Not surprisingly much of what I said here is part of the reason why the big bang, as a concept, is very problematic for many people to deal with. I personally find the big bang conceptually interesting because it might highlight one of those situations where we, as humans, simply have trouble coming to grips with it. We are three-dimensional creatures that have evolved on a world of relatively moderate temperature ranges, with relatively slow velocities being the norm, and where not only do we perceive a “direction” to time, but that concept of direction imposes causality: an ordering that suggests all effects must have causes and those causes must come before those effects.
If something out there does not conform to the conceptual framework that our evolutionary baggage has placed us in, it often becomes difficult to understand that concept or even to accept that perhaps we cannot truly understand that concept. In other words, discounting the notion of the big bang just because scientists cannot answer “what came before the big bang” or “what caused the big bang” is not a very tenable position to hold necessarily. And yet if it is demonstrably the case that all of our current physical models break down at the “big bang event”, then scientists must realize that the epistemological ground upon which they stake their flag can seem a bit shaky to some people.
That is then perhaps the human pathos: the ability to question but without the ability to always understand the answers to the question or even when to recognize that an answer might not apply.
Maybe this is what Douglas Adams was “teaching” us with The Hitchhiker’s Guide to the Galaxy in a roundabout way.

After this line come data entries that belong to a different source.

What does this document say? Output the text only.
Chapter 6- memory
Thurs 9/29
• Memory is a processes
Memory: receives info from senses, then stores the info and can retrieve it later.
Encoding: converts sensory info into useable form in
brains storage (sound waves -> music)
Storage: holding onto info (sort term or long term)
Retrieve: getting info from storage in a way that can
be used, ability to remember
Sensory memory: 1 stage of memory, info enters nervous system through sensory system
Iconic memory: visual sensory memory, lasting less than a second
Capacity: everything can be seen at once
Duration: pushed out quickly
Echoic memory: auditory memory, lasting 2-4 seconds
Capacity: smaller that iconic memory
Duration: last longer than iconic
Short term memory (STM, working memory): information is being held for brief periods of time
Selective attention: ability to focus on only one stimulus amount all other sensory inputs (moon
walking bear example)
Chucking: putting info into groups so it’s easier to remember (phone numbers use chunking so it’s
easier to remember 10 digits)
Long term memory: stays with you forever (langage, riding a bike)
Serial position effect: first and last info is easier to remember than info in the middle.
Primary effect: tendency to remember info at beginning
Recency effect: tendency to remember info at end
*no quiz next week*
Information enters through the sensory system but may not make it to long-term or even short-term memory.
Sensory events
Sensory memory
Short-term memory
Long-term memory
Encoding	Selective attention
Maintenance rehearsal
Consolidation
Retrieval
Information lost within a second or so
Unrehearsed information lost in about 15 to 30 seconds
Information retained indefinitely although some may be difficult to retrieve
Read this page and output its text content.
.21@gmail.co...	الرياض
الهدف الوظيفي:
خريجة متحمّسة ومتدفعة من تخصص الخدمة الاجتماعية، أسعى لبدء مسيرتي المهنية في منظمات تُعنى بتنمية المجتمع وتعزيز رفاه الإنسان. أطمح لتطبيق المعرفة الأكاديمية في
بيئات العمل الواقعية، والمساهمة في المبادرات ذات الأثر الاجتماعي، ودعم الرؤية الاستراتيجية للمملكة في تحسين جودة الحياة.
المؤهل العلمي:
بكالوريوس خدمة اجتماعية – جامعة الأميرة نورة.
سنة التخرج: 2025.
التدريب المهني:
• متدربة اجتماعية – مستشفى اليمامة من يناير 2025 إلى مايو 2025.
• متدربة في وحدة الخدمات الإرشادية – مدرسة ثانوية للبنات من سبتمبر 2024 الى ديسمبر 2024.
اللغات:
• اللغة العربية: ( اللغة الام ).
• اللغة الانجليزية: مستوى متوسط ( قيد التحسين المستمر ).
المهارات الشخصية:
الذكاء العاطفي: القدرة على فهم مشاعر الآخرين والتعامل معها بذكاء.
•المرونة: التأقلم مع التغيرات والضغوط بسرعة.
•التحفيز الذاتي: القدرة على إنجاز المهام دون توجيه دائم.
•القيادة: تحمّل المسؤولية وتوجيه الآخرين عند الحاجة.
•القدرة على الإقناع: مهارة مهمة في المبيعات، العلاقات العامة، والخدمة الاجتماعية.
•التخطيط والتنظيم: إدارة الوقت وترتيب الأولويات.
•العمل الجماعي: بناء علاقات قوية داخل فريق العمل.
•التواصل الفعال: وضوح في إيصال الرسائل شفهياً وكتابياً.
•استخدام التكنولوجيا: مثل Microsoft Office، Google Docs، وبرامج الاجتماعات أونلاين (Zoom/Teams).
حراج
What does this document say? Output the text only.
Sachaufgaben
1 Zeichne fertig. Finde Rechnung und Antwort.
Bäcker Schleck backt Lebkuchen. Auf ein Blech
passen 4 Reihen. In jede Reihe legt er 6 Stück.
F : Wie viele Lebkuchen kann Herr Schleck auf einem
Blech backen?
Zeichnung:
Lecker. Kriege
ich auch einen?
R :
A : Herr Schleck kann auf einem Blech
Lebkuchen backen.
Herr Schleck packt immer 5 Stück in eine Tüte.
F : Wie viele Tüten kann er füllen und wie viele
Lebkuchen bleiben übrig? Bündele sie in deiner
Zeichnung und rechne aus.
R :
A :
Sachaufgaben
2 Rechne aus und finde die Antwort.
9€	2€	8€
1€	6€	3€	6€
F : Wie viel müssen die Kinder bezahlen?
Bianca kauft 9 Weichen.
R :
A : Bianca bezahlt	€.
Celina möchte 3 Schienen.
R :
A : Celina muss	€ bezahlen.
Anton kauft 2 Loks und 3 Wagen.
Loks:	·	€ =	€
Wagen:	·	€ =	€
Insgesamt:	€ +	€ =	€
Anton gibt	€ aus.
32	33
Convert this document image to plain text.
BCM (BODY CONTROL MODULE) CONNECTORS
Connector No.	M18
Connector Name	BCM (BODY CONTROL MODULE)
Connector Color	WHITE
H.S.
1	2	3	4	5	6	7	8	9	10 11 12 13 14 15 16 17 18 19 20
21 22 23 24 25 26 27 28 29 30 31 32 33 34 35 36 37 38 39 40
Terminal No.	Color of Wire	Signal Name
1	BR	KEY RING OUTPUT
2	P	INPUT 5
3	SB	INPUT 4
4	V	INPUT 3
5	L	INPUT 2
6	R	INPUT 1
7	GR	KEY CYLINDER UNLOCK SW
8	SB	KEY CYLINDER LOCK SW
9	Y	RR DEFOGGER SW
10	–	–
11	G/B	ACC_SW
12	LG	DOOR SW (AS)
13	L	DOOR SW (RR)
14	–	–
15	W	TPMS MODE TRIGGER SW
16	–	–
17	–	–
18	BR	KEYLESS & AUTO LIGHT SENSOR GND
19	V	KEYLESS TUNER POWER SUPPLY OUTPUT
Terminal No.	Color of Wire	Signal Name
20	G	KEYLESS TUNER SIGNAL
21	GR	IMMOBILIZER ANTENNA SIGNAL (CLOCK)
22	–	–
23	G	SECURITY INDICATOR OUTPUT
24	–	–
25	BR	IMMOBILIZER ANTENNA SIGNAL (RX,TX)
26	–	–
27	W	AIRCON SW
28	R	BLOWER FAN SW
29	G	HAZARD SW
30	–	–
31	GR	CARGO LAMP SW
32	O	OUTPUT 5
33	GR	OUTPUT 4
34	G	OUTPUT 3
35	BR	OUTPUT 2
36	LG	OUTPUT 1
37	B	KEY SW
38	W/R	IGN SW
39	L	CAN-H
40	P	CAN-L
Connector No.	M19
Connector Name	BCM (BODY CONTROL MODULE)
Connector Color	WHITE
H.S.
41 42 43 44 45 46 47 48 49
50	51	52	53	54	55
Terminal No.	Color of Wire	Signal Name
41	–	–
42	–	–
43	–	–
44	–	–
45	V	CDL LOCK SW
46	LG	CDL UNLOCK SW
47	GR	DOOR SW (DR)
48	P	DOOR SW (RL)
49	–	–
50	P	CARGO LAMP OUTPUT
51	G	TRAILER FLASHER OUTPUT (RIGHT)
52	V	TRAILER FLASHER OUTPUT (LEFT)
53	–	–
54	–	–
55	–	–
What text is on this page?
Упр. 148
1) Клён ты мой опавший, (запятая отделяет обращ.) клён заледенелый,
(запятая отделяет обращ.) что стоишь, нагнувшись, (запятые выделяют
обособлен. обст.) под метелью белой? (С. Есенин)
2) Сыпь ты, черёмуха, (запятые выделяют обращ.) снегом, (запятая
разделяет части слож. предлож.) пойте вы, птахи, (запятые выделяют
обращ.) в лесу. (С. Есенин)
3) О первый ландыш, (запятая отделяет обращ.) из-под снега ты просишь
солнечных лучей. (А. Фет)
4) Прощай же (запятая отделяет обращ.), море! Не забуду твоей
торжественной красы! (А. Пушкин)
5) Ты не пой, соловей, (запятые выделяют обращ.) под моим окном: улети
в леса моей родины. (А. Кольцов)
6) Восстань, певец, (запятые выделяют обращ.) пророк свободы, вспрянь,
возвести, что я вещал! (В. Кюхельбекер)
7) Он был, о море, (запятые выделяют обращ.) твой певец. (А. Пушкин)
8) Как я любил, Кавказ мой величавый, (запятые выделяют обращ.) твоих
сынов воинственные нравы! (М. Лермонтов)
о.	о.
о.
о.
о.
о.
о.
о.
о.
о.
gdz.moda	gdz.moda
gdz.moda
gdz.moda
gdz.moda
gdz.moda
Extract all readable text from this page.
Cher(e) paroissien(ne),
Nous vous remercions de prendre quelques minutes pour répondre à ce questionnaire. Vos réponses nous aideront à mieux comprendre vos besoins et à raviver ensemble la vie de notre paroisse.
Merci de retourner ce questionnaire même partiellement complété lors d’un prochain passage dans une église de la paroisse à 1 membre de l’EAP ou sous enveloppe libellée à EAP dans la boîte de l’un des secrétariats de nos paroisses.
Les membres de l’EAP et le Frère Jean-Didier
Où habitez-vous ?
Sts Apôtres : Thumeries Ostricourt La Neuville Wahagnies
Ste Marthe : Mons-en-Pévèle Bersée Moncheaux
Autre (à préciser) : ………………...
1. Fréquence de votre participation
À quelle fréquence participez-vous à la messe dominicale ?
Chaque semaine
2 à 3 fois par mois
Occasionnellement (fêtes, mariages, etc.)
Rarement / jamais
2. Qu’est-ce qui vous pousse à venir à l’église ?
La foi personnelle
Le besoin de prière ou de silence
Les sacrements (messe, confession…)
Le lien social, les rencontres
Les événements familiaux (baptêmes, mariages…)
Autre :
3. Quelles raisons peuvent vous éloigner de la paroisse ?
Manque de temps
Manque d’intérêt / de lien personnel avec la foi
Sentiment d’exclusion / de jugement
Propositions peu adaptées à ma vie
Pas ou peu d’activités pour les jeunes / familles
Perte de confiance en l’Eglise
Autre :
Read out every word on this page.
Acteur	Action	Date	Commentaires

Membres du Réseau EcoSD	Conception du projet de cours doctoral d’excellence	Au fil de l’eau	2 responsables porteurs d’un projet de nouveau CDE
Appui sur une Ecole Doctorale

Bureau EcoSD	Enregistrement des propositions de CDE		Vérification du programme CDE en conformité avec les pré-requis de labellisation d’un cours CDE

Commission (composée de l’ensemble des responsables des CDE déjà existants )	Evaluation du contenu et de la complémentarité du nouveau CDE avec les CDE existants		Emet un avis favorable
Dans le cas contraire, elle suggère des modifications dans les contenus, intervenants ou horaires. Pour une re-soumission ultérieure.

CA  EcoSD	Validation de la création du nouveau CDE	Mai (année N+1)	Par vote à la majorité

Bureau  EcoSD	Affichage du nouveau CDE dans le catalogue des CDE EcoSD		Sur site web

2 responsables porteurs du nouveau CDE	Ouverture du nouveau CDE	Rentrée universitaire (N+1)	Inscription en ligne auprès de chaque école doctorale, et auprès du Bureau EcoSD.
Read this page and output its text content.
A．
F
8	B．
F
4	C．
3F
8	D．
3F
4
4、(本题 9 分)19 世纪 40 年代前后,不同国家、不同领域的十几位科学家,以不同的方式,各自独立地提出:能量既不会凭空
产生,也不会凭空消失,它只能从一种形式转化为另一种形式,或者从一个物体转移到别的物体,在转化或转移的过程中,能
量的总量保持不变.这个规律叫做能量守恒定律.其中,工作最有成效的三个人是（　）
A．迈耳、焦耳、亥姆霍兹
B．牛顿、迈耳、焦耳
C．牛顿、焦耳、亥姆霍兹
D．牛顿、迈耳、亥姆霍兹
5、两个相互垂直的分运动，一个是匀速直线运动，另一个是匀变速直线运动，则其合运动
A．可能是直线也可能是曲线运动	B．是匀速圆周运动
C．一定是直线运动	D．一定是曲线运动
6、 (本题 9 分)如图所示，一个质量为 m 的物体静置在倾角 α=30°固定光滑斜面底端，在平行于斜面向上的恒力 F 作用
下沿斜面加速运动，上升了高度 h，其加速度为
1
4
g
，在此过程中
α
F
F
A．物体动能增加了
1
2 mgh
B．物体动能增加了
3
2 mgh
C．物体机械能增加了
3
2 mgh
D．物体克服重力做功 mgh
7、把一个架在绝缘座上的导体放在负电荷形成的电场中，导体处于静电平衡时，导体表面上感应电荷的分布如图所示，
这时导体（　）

After all, in those stories the answer to “life, the universe and everything” was 42. The problem was that no one understood the question. Here we know the question(s). But we are not entirely certain what the answers are or if any answers are even possible or, even if we assume answers are possible, that they would even make sense to us and thus be recognized or accepted as answers.
There have to be parallels there to your career in the software field, yes? Notice, however, that everything hinges on our ability not to answer questions, but rather to seek them out in the first place; to determine when questions make sense, when the limits of our knowledge have been reached, when what we are learning cannot constitute knowledge but rather just bits of information.
All of this pondering reminds me of the words of Steven Weinberg:
The effort to understand the universe is one of the very few things that lifts human life a little above the level of farce, and gives it some of the grace of tragedy.
I guess I’ll conclude by saying that this post is provided “as-is”, without any expressed or implied warranty of any kind, including warranties of spiritual harmony or metaphysical understanding. I am not liable for any existential angst nor I am accountable for any epistemological and/or ontological confusion you may feel upon completion of this post. As always, reality is up to those who define what is real, and the observer always affects the observed. Quaerendo invenietis.